Evaluation of the agonist activity of DTT-205 at the human MRGX2 receptor (UniProt nr Q96LB1) expressed in rat basophil leukemia cells, determined by measuring their effect on cytosolic Ca2+ ion mobilization using a fluorimetric detection method based on Kamohara et al.31 was performed by Eurofins-Cerep SA (Celle-Lévescault, France). Chem-1 cells without (null cells) and with (recombinant cells) induced expression of human MRGX2 receptor were suspended in HBSS buffer (Thermo Fisher Scientific, Waltham, MA, USA) complemented with 20 mM HEPES and seeded at a density of 6.5 × 104 cells/well in 96-well plates. The following day, medium was removed and cells were washed with assay buffer (20 mM HEPES, 2.5 mM Probenicid). Loading buffer (100 µL, assay buffer with 5 mM Fluo8 Dye (AAT Bioquest)) was added and incubated for 1.5 h at room temperature. The plate was placed in the microplate reader FLIPR Tetra with a run time of 180 s. The ligand DTT-205 was dissolved in dimethyl sulfoxide (DMSO) and concentrations of 0.1, 1, 10, and 100 µM, 10 µM PAMP-20 (CAS nr. 150238-87-2) or HBSS buffer (basal control) were added to the cells after 10 s. Cells were excited at 470–495 nm and emission was detected at 515–575 nm. The cellular agonist effect, i.e. calcium flux, was calculated as a percentage of the response to the known reference agonist PAMP-20.

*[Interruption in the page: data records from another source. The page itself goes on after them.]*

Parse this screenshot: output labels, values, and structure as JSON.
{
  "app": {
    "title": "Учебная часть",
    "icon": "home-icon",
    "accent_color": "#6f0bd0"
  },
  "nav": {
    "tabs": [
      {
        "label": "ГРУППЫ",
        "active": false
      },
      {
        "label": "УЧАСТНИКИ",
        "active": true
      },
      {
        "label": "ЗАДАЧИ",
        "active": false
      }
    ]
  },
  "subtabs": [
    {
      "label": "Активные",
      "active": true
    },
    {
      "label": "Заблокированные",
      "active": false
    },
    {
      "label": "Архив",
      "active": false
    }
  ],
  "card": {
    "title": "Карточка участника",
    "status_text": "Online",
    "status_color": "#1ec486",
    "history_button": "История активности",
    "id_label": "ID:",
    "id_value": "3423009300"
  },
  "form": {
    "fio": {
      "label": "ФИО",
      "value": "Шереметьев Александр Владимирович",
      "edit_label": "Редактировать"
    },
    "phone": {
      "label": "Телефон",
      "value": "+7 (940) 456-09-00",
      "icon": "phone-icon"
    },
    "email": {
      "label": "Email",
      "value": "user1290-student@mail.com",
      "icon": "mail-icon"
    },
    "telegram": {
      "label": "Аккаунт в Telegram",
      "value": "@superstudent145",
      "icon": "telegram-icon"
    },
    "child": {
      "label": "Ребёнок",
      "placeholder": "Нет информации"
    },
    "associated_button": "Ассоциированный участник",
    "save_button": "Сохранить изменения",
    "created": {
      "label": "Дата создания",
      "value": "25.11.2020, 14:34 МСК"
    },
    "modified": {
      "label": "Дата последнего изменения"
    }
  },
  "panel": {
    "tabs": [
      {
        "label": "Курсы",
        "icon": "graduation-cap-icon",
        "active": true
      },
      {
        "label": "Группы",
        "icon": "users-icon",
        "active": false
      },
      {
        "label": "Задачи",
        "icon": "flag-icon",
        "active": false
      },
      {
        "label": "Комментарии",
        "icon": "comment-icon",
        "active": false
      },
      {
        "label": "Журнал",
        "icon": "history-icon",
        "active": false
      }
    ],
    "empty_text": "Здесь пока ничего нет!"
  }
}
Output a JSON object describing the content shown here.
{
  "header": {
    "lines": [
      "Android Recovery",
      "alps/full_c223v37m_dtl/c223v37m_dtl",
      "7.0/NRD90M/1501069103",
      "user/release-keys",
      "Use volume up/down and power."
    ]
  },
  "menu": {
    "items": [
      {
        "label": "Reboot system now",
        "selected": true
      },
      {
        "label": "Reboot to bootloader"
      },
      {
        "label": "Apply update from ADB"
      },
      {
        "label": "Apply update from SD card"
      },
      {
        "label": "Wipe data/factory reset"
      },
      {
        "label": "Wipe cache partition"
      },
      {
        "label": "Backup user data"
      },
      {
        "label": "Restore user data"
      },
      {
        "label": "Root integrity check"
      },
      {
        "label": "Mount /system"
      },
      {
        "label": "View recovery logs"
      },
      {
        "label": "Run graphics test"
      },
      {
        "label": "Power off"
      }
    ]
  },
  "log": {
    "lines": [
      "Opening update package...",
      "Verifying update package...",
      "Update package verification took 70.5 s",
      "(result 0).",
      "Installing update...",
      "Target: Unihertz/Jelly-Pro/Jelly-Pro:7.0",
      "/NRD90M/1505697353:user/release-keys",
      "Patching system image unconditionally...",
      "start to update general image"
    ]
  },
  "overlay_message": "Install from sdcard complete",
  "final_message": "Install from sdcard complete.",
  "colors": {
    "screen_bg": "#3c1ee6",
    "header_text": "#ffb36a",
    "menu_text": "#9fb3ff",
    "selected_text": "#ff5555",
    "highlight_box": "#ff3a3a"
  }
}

Cancer cell panel screening

The MTS cell viability assay was used to assess the efficacy of DTT-205 in several cancer cell lines. Adherent tumor cells were grown as monolayer and non-adherent tumor cells were grown in suspension at 37 °C in a humidified atmosphere (5% CO2). Cells were grown in their respective culture media. For treatment experiments, cells were seeded in 96-well plate and incubated at 37 °C overnight in medium supplemented with FBS before treatment. Before DTT-205 treatment, the cells were washed in serum-free RPMI-1640 and fresh medium (90 μL) without serum was added. DTT-205 was dissolved in RPMI-1640 (without FBS) and a concentration range from 0.02 to 100 µg/mL was prepared (9 points). Cells were incubated in triplicate for 4 h in a 100 µL final volume of culture medium containing DTT-205 at 37 °C with 5% CO2. Triton X100 (final concentration of 2% v/v) was used as a positive control. At the end of incubation, 20 μL of a 0.22 μm freshly filtered combined solution of MTS (2 mg/mL) and PMS (0.92 mg/mL) in Dulbecco’s Phosphate Buffered Saline (DPBS) were added in each well. Culture plates were further incubated for 1 to 4 h depending on the cell line at 37 °C. Optical Density (OD) was measured at 490 nm in each well using Envision microplate reader (PerkinElmer, Courtaboeuf, France). This study was performed by OncoDesign (Dijon, France).

Statistical analyses

Statistical analyses were conducted using GraphPad Prism v7 (GraphPad Software, LaJolla, California, USA) or SPSS 21 (IBM, Armonk, NY, USA). Survival curves (Kaplan–Meier plot) were compared using log-rank test. Differences in tumor weight and calcium flux were calculated using unpaired t-test. Analyses of changes in cardiovascular parameters and body temperature were performed by calculating area under curve (AUC) from the time of injection and in the 60 following minutes and comparing the values using unpaired t-test. p-values < 0.05 were considered statistically significant.